Fitness as a school priority

News like the report that today’s kids are less physically fit than their parents were as children is so frustrating that it makes one want to hurl many red rubber dodge balls against whoever first suggested that eliminating PE classes from school might be a good way to deal with budget or curriculum demands.

We know better, don’t we? That exercise is vitally important, and its benefits go beyond the physical? And yet…

Research presented at an American Heart Association conference shows that it takes children 90 seconds longer to run a mile than their counterparts did 30 years ago. Heart-related fitness has declined 5 percent per decade since 1975 for children ages 9 to 17. The AMA says it’s the first study to show that children’s fitness has declined worldwide over the last three decades.

“It makes sense. We have kids that are less active than before,” said Dr. Stephen Daniels, a University of Colorado pediatrician and spokesman for the heart association.

Health experts recommend that children 6 and older get 60 minutes of moderately vigorous activity accumulated over a day.
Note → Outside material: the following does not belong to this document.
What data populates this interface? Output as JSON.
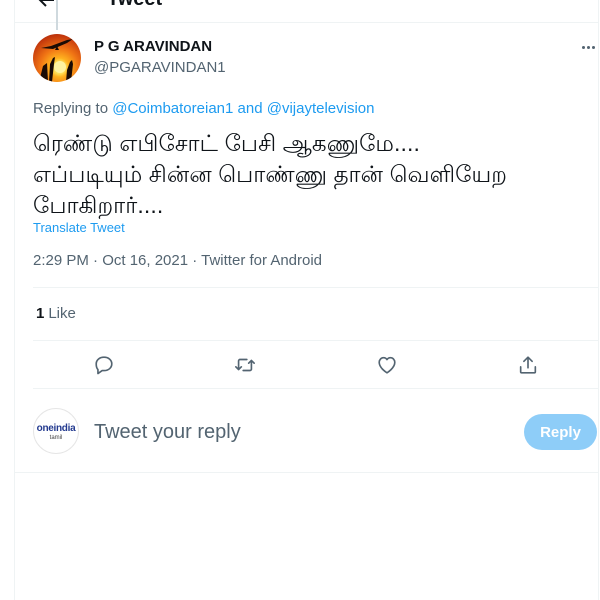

Only one-third of American kids do now.

An hour of (moderately vigorous) activity a day. That’s not very much. And only one-third of kids get that much.

“Kids aren’t getting enough opportunities to build up that activity over the course of the day,” Daniels said. “Many schools, for economic reasons, don’t have any physical education at all. Some rely on recess” to provide exercise.

The researchers say obesity likely plays a role, since it makes it harder to run or do any aerobic exercise. (Indeed. Just as the lack of aerobic exercise plays a role in obesity.) Too much time watching television and playing video games and unsafe neighborhoods with not enough options for outdoor play also may play a role, they said.

As in any bad news report, poverty plays a starring role: If you live in a neighborhood where’s it not safe enough to play outside, chances are good you might attend a school that has cut physical education classes for economic reasons.

Meanwhile, schools and parents face myriad other problems: Attention deficit disorder, low test scores, bullying, etc. Lack of exercise exacerbates all the bad stuff. Human bodies were built for activity. Children and young people have tremendous energy. They are built for play. Exercise is a natural outlet. It’s a potent weapon against stress for all kids, teens and adults.

Making sure that all kids develop a fitness habit will help them physically, emotionally and intellectually. Exercise makes for better students.